Wiping his forehead with a sleeve, he said, "Unless I miss my guess, Stribog is either still fighting one of the monsters' gods or else laid up from having fought him."

"Been four days now since you and Baivers and all the underground powers went to fight Voldar and her chums," Van said. "Still no notion of how the fight turned out?"

"Not even the slightest," Gerin answered. "Every day since, I've tried to summon Baivers, I've tried to summon the monsters' gods, but I get no answer. Maybe they've been destroyed, but I don't think so. If they had been, the Gradi would be swarming up the Niffet in their war galleys, and we haven't seen a single fire beacon. The weather's too fine to make me think the Gradi gods won, too."

"What then?" Van asked.

"My best guess is that they're still fighting up there, out there, on that plane where the gods can go and we mostly can't," the Fox said. "Neither side looked to have any sort of edge when Voldar booted me off my perch on Baivers' shoulder, you might say."

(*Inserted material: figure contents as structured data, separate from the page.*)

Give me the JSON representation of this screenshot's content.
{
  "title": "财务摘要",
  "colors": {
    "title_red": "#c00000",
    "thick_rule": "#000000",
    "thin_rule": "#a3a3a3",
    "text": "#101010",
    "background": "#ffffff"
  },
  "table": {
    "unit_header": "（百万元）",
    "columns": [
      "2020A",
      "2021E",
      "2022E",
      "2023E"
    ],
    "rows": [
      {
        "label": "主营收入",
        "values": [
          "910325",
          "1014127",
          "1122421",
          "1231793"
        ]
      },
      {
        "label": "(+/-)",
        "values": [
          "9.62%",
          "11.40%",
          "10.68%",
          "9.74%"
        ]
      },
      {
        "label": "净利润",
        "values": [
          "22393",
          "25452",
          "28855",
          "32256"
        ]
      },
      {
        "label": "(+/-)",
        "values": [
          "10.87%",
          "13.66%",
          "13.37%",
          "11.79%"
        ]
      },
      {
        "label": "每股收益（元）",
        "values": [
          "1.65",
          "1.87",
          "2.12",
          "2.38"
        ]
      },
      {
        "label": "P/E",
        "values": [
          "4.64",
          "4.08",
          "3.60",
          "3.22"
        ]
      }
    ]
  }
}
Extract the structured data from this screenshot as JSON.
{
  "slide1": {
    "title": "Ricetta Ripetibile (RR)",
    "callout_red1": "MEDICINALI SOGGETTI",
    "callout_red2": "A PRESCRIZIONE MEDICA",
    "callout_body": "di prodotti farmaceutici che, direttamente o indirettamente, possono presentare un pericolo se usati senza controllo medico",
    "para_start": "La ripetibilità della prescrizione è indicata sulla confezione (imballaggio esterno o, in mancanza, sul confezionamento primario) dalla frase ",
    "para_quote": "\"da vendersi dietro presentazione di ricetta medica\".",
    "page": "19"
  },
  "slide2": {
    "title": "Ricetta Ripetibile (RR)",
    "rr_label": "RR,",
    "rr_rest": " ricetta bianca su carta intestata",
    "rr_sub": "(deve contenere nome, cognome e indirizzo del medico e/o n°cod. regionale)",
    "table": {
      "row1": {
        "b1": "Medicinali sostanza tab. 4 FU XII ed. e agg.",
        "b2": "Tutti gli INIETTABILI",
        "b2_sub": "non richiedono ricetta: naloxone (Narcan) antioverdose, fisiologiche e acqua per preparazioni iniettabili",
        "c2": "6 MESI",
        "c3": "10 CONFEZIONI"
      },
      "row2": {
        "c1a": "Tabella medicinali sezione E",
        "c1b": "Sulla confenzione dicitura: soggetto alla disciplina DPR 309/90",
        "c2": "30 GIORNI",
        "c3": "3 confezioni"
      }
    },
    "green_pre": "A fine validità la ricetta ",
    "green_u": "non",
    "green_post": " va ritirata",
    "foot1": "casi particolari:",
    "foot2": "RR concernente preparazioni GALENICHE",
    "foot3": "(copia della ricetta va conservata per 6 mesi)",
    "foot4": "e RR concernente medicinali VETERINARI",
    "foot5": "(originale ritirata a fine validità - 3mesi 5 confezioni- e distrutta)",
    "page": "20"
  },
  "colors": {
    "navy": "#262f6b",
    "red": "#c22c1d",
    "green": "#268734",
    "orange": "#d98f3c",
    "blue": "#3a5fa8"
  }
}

"A fight that doesn't stop." Van sighed wistfully. "Must be a fine thing to be a god, to never need to eat or sleep, to heal up as fast as you're hurt, to war for as long as you like, for years on end, maybe." He let out a snort of laughter. "But then, I know a bit about warring for years on end. I ought to, married to Fand like I am."

He looked indignant when Gerin didn't chuckle at that. "Warring for years on end," Gerin said. He nodded, more to himself than to Van. "It could be so." He hoped it was so. If the Gradi were locked in battle with the underground powers and with Baivers for years, they'd have neither the time nor the ability to help their human followers. He smacked one fist into the other palm. "We have to hit the Gradi while their gods are busy-can't waste a moment. The more we drive those cursed raiders back, the harder the time they'll have recovering, even if their gods do end up beating the ones I turned loose on them."

Van stared at him. "You sound like you're heading out on campaign this very day."

"Tomorrow will have to do, I think," the Fox said reluctantly. "But I'm going to send out a messenger this instant to let Adiatunnus know we're on our way. We're going across the Venien again, and this time we're not coming back till we've beaten the Gradi."

"You've said that before," Van answered. "It didn't work out."

"I wish you hadn't reminded me," Gerin said, which made the outlander chuckle and bow as if he'd just been thanked for doing a favor. Slowly, Gerin went on, "If we can't beat them on the land they've stolen while their gods are busy, though… I don't think we'll be able to beat them at all. What we'll have to do in that case is not go after them any more, but hunker down in our keeps, fight them as hard as we can for as long as we can when they come to us, and probably end by going down fighting."

"There are worse ways to end," Van said. "I don't think I'd want to get old and creaky and have a fit so one side of my body doesn't want to work and spend my last days gumming gruel on account of I can't chew and I can hardly swallow. Next to that, an axe that splits my skull is kind."

"I wasn't thinking so much of my end," Gerin said. "I don't want to watch everything I've spent my life building fall to pieces, though, and see my children made into serfs for the Gradi."

"If the Gradi win, you won't see any of that, for they'll surely kill you," Van said, and the Fox could hardly disagree. "Still and all, I follow what you're saying," the outlander continued. "I tell you true, there are times I'm glad I don't try to look so far ahead as you do."